Фото 41. Национальная библиотека  Республики Беларусь

 

Фото 42. Минск Арена

Фото 43. Разнообразие архитектуры красота нашего Минска

  Вспоминая ужасы Второй мировой войны, и число погибших на фронтах и мирного населения,  становится страшно. Человеческий мозг, а тем более детский не в силах представить себе эти цифры.  Только славянского населения погибло 15-20 миллионов, евреев – 5-6 миллионов, цыган – 150-200 тысяч. Это чудовищно большие  цифры погибших. 15 000 000  – это более чем в полтора раза больше жителей Белоруссии. Что бы  ощутить и представить себе эти большие числа, попробуйте просчитать вслух от единицы до 15 000 000.    Для непрерывного счета этого числа потребуется    времени не менее  одного  года.

Те, чье счастливое детство зачеркнула война, лишила их и беззаботной юности, они все мгновенно повзрослели, сполна хватили горе и страха, голода и холода.   Детство это такие года в малом  возрасте, когда их с удовольствием вспоминаешь в зрелом и старческом возрасте, и с   большим желанием хочется   снова туда  возвратиться.  Когда-то слышал песню про детство, и в ней  были такие слова «Детство мое  не спеши,  подожди,  погоди, погоди уходить навсегда».

Наше пройденное детство это сплошной кошмар и ад, и, ностальгии и желание туда возвращаться нет, нет и еще раз нет.

         Не смотря на то, что для детей и подростков времен    Великой Отечественной войны жизнь состояла из массы горя и бед, переборов себя, большинство из них вышли победителями.

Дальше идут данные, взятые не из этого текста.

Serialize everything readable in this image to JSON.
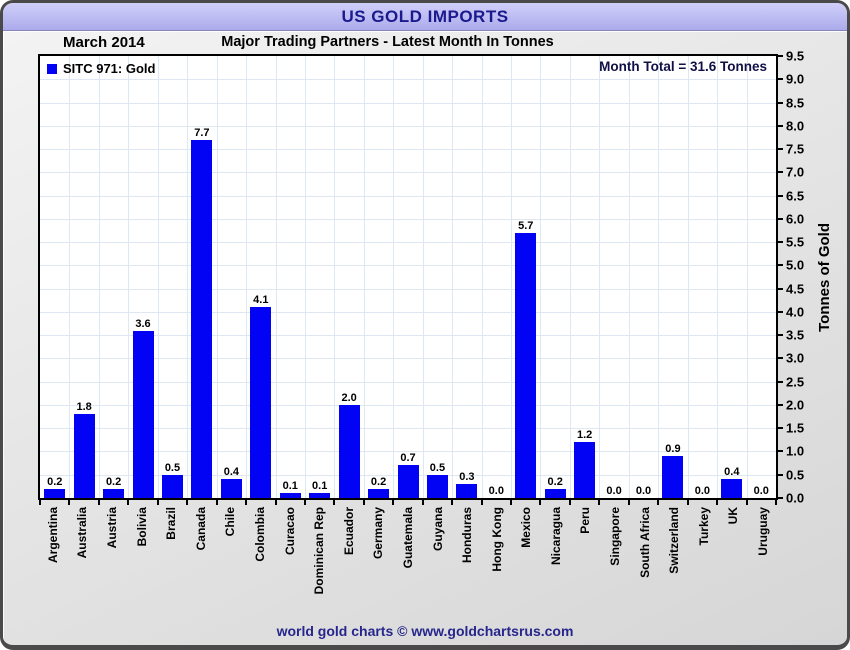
{
  "window": {
    "title": "US GOLD IMPORTS"
  },
  "header": {
    "date": "March 2014",
    "subtitle": "Major Trading Partners - Latest Month In Tonnes"
  },
  "legend": {
    "label": "SITC 971: Gold"
  },
  "annotations": {
    "month_total": "Month Total = 31.6 Tonnes"
  },
  "footer": {
    "text": "world gold charts © www.goldchartsrus.com"
  },
  "colors": {
    "bar_blue": "#0202f5",
    "title_navy": "#1a1a8c",
    "footer_navy": "#26268c",
    "grid_blue": "#dde8f3",
    "titlebar_lavender_top": "#d0cff9",
    "titlebar_lavender_bottom": "#acabec"
  },
  "chart_data": {
    "type": "bar",
    "title": "Major Trading Partners - Latest Month In Tonnes",
    "xlabel": "",
    "ylabel": "Tonnes of Gold",
    "ylim": [
      0,
      9.5
    ],
    "ytick_step": 0.5,
    "grid": true,
    "legend_position": "top-left",
    "value_labels": true,
    "value_label_format": "0.1f",
    "categories": [
      "Argentina",
      "Australia",
      "Austria",
      "Bolivia",
      "Brazil",
      "Canada",
      "Chile",
      "Colombia",
      "Curacao",
      "Dominican Rep",
      "Ecuador",
      "Germany",
      "Guatemala",
      "Guyana",
      "Honduras",
      "Hong Kong",
      "Mexico",
      "Nicaragua",
      "Peru",
      "Singapore",
      "South Africa",
      "Switzerland",
      "Turkey",
      "UK",
      "Uruguay"
    ],
    "values": [
      0.2,
      1.8,
      0.2,
      3.6,
      0.5,
      7.7,
      0.4,
      4.1,
      0.1,
      0.1,
      2.0,
      0.2,
      0.7,
      0.5,
      0.3,
      0.0,
      5.7,
      0.2,
      1.2,
      0.0,
      0.0,
      0.9,
      0.0,
      0.4,
      0.0
    ]
  }
}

Они нашли свою любовь, создали семьи, вырастили детей, внуков и даже правнуков. Не смотря на то, что для детей и подростков времен    Великой Отечественной войны жизнь состояла из массы горя и бед, переборов себя, большинство из них вышли победителями.  Многие  стали хорошими специалистами своего дела, учеными, врачами, крупными военоначальниками.  Мне приятно вспомнить и  отметить, что в младших классах я  учился с таким известными сегодня ученым, как академик  национальной академии наук Беларуси, Солдатов  Владимир Сергеевич, доктор  юридических наук, профессором  Бровка Юрием Петровичем (сын известного белорусского писателя, который неоднократно выступал у нас перед школьниками) и многими другими. Я горжусь тем, что я учился в одной школе и в одно и то же время с будущий известным физиком,  лауреатом  Нобелевской  премии  за 2000 год, Жоресом Ивановичем Алферовым. Жорес  Иванович закончил  42–ю минскую мужскую школу  в 1947 году с золотой медалью.

Жизнь в условиях постоянного недостатка жизненно важных продуктов, вещей, бытовой техники привили нам, детям войны, привычку бережного отношения ко всему и вся. Все вещи в процессе носки изнашиваются  и рвутся. Из-за трудности приобретения, а для многих и финансового недостатка, эта одежка подвергалась починке и даже не один раз. Точно такое положение было с домашней утварью и бытовой техникой. Даже такие кухонные принадлежности как  кастрюли и ведра, не  говоря уже о сложной бытовой технике, при неисправности  подвергались ремонту. Так, например, продырявленные кастрюли и ведра запаивались и далее использовались. Привычка относиться к вещам с особой жалостью, которая родилась в тяжелые годы, многих  сопровождает всю жизнь. Следует отметить, что это не  жадность, а жалость и бережное отношение  к вещам. Всматриваясь в отношение современной молодежи  к вещам и всевозможной техники, вижу как  многие   пренебрегают  починкой одежды, не подвергают ремонту несколько устаревшей модели техники, а   заменяют  новыми. Не отражается и не переносится ли такое безжалостное и небережливое  отношение к вещам и технике на семейные взаимоотношения. Многие современные молодые семьи не занимаются семейным «ремонтом», и при первой же  семейной «неисправности» меняют свое семейное положение. По статистическим данным В Республике Беларусь на сегодняшний день, молодые семьи не прожив и  трех лет,  почти 50% разводятся.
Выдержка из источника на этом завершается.